Restricted Net Assets
Unlike unrestricted net assets, restricted net assets can’t be used however an organization sees fit. Rather, these assets must be used in accordance with the entity that placed the restrictions on their use, such as donors in a nonprofit organization, shareholders in a for-profit corporation or even the law. Restrictions might state how much of that money can be used in any given year, or what the money can be used to purchase or pay for.
For any organization, be it a small charity or a large corporation, unrestricted funds are the most desirable because they give organizational leaders the ability to use the money in any manner that they believe best furthers the organization’s goals. This might include paying for salaries of additional staff, making facilities improvements or expanding their reach. On the other hand, restricted assets can be a way for donors, shareholders or other constituents to money they are giving to or investing in an organization is being used in the way they’d like it to be; for individuals, restricted net assets can hold more appeal.

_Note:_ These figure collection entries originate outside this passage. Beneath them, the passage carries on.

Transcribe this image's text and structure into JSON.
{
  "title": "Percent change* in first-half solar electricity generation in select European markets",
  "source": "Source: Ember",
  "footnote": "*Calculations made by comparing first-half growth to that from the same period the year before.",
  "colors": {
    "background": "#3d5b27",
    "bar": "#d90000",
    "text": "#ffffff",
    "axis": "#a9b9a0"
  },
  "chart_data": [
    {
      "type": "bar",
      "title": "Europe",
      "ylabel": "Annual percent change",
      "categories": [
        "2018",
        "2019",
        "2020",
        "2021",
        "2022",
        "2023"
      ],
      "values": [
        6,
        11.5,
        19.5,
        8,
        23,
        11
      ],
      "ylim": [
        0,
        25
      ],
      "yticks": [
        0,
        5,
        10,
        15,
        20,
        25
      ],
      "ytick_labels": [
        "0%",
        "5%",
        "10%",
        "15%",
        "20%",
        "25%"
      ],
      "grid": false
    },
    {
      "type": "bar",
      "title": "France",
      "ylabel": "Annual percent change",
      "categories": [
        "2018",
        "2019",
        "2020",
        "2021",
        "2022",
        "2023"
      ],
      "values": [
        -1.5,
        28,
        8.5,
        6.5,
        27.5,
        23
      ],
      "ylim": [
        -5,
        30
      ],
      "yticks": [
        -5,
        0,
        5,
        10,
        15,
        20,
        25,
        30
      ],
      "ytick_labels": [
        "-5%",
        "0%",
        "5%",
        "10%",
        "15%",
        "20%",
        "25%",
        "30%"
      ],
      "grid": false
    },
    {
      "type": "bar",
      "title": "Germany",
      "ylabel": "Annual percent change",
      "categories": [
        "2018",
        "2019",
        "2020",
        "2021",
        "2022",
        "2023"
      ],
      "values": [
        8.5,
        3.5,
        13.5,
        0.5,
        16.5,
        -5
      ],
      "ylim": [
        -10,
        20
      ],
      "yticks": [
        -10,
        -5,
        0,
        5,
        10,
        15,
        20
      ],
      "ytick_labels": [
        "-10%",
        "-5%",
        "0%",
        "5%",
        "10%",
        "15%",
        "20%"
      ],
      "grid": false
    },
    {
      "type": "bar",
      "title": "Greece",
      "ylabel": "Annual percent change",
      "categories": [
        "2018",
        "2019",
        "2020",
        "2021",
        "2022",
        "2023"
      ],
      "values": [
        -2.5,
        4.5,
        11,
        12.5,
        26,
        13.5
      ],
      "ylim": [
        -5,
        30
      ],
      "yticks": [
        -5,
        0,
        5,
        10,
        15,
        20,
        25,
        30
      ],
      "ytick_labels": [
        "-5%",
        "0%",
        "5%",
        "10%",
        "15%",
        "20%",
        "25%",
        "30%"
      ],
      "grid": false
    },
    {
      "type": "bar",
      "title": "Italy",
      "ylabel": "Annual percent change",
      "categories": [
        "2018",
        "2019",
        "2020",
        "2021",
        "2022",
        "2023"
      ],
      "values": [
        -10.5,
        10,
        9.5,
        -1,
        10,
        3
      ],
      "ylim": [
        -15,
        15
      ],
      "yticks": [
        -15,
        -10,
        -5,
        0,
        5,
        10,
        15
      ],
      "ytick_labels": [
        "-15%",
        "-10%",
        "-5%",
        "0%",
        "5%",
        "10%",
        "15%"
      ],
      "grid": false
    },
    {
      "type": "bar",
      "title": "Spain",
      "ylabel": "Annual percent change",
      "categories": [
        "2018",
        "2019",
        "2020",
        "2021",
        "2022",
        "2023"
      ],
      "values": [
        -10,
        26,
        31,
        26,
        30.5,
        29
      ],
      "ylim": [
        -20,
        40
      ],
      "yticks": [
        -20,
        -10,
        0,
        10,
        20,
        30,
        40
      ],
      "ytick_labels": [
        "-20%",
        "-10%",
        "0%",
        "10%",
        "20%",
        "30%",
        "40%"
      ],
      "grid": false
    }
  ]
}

The problem with having both restricted and unrestricted net assets is that it can give a skewed idea of an organization’s finances. For instance, a donor might see an organization’s net assets as being $2 million without realizing that the vast majority of that money might be unavailable for everyday operating expenses because it comes from restricted funds. So even if an organization has a lot in net assets, it may not have the required reserves to carry out all operational functions with financial ease.